There is also a clear and urgent need for targeted training programs for nurses. As stated by [39], such training must empower nurses with the knowledge and skills to identify TL behaviors, understand their implications, and develop effective coping mechanisms, thereby enhancing their resilience and antifragility. These programs should equip nurses with strategies for asserting professional boundaries, advocating for a healthy work environment, and leveraging organizational resources to address and report toxic behaviors. Proactive training fosters an aware and empowered nursing workforce, capable of navigating challenging leadership dynamics and contributing to a safer, more supportive, and ultimately more resilient healthcare system.
5. Conclusion
The phenomenon of TL within nursing is not merely a managerial concern but a systemic challenge with profound implications for individual professionals, organizational effectiveness, and the quality of patient care, both directly and indirectly. This literature review has provided compelling evidence of the adverse effects that TL behaviors have on psychological well-being, job satisfaction, and organizational dynamics. TL behaviors can also contribute to workforce instability, compelling nursing professionals to seek employment elsewhere in healthier work environments, and this can lead to significant staff shortages, creating a cascade of challenges for healthcare systems, with fewer nurses available to manage workloads effectively.
Building on these critical insights, it is evident that addressing TL requires a comprehensive multi-level approach that integrates individual, organizational, and systemic interventions.

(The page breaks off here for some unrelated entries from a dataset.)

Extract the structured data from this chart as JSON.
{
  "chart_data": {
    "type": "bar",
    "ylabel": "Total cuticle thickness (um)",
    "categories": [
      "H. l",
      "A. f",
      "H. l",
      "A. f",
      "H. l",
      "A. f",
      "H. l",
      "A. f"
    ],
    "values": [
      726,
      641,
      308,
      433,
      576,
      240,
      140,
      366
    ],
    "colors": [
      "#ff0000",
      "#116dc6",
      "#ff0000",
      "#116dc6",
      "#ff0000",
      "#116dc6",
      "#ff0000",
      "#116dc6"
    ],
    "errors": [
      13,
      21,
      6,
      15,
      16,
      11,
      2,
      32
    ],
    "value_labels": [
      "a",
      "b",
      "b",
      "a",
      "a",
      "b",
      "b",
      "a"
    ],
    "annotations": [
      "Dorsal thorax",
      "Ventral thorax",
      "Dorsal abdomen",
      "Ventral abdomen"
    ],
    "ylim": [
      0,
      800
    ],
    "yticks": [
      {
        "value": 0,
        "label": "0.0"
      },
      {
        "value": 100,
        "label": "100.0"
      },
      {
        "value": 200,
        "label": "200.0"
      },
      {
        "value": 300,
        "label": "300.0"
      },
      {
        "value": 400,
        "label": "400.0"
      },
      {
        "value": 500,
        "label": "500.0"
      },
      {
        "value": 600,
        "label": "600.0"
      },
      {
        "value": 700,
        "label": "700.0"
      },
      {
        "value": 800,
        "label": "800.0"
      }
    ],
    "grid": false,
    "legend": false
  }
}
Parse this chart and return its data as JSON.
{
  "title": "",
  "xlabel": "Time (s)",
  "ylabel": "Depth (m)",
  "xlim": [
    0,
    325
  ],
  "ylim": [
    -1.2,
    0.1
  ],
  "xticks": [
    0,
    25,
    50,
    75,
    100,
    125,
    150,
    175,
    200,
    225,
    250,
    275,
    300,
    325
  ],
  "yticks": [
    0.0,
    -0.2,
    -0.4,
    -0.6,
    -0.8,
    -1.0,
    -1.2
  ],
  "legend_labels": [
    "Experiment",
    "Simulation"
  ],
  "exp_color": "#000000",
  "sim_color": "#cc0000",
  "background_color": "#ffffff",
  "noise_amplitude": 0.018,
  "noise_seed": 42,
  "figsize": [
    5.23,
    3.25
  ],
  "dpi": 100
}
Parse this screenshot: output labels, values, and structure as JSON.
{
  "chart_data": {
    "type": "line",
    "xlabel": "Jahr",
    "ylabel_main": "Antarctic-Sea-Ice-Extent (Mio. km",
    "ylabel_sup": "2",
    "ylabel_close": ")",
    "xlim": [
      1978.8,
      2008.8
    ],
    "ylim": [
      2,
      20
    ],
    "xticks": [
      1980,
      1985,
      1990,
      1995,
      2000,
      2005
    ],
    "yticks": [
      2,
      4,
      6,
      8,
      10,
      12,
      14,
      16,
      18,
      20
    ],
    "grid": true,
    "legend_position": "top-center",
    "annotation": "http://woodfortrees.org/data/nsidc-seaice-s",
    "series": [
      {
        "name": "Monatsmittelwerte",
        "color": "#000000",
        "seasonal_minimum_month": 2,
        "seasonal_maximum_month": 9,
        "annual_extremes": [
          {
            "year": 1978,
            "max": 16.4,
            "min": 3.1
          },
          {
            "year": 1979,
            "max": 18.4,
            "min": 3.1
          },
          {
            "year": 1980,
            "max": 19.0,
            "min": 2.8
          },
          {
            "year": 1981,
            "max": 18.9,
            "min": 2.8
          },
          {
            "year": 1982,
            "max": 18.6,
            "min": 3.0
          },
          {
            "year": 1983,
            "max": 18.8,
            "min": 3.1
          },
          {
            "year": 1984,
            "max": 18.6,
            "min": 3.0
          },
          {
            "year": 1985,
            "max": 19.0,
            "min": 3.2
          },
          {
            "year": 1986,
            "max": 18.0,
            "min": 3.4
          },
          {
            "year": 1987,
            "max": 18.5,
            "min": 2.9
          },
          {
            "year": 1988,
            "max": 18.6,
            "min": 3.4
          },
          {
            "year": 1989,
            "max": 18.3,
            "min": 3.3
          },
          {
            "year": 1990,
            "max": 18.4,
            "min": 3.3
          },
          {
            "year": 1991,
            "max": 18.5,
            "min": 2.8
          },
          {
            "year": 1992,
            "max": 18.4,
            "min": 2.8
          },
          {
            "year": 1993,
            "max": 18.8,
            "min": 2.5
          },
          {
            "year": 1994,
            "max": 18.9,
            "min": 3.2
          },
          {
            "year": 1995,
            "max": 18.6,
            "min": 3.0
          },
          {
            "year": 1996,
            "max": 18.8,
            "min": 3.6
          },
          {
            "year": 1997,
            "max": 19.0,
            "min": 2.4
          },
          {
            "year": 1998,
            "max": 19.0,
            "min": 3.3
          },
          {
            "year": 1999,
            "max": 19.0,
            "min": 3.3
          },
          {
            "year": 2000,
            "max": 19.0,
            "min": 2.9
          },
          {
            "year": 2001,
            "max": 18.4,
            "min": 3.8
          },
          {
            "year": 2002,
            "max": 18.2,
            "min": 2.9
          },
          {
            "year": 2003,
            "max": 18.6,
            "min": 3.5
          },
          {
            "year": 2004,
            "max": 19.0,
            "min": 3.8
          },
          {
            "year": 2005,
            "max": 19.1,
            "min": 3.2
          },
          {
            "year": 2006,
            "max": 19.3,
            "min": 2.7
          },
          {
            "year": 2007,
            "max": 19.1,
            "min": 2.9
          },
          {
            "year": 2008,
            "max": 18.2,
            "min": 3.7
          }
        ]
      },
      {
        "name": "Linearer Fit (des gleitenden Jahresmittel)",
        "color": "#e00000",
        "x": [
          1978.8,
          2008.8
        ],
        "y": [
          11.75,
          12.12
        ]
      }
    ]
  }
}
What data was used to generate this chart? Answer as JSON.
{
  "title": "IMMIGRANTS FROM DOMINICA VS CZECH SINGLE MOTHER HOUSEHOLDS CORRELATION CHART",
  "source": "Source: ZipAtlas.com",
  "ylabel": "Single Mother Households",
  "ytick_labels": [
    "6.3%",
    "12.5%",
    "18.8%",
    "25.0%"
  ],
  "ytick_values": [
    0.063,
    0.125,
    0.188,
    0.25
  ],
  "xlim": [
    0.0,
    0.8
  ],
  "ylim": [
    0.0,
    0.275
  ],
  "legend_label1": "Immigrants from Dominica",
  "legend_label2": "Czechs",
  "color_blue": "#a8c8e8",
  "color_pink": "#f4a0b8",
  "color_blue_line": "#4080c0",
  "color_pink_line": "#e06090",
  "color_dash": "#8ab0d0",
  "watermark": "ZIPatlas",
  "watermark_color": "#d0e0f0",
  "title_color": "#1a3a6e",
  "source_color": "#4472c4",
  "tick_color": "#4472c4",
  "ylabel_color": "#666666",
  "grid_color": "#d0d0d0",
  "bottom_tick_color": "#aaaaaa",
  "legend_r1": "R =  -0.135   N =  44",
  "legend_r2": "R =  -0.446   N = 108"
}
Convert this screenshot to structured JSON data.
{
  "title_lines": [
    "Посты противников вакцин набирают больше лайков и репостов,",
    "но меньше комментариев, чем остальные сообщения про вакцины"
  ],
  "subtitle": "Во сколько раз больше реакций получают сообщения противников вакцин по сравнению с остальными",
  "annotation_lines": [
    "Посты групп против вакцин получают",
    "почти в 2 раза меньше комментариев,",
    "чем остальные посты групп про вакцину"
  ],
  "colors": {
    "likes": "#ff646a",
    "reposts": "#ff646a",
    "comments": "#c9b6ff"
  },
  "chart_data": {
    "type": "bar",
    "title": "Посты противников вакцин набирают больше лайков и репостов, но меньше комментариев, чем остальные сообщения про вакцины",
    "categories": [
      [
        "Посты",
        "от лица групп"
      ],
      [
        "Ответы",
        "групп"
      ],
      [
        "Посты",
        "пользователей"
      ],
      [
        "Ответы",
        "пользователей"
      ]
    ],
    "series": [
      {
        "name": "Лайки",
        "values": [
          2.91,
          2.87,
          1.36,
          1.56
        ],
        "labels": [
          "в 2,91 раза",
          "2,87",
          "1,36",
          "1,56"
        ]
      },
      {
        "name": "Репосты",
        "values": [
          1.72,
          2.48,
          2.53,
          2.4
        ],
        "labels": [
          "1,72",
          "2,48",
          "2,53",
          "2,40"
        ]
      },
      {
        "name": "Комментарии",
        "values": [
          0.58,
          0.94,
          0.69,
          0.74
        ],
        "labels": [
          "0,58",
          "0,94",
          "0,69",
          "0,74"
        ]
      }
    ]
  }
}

At the individual level, fostering professional resilience and offering advanced education can empower nurses to navigate and mitigate the impacts of toxic behaviors. Organizational strategies, such as the development of clear feedback mechanisms, leadership training, and the cultivation of supportive workplace cultures, are essential to dismantle the systemic roots of TL. Moreover, healthcare systems must prioritize policy reforms that enforce accountability and promote ethical leadership standards. As claimed by [42], addressing TL requires awareness, accountability, and a commitment to building a healthier, more inclusive work environment. Future research is crucial to deepen our understanding of TL and to implement proper strategies to mitigate its impact on health care system safety and quality, as well as workforce sustainability.